Primo. Come abbiamo visto, all’epoca la distinzione tra i due stati era piuttosto fiebile, creata artificialmente per placare le istanze espansionistiche degli italiani. Eritrei ed etiopi si sentivano probabilmente parte dello stesso popolo, e condividevano l’avversione per l’invasore che aveva occupato le loro terre.
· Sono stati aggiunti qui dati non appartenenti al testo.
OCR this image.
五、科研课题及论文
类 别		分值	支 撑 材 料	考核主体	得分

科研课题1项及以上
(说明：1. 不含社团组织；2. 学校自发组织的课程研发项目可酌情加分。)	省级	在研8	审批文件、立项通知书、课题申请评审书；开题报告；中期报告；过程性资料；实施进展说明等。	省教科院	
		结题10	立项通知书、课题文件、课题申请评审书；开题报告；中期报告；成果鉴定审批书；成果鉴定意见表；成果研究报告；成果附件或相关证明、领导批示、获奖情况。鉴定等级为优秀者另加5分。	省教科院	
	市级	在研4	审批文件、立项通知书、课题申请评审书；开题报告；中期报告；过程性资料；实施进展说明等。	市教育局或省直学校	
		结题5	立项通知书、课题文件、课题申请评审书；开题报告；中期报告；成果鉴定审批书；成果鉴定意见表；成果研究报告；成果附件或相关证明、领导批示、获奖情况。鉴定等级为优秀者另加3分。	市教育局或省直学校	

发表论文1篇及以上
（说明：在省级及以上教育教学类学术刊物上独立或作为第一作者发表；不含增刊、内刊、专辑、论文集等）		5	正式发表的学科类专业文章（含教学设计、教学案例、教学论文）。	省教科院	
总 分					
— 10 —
È facile immaginare che Abraham e Mogus non si sentissero stranieri in Etiopia, anzi, che provassero un sentimento di appartenenza.
Secondo. Questa storia può essere considerata come uno dei tanti esempi di internazionalismo antifascista. Nel post precedente ho parlato di Partigiani d’Oltremare e di Giorgio Marincola, persone che si sono battute per liberare un paese diverso da quello in cui erano nate. Ovunque, la Resistenza al fascismo è sempre stata caratterizzata da partigiani di nazionalità miste, mossi dalla volontà di difendere un sistema di valori più che una bandiera specifica. Il caso di Abraham e Mogus è l’ennesima conferma in questo senso.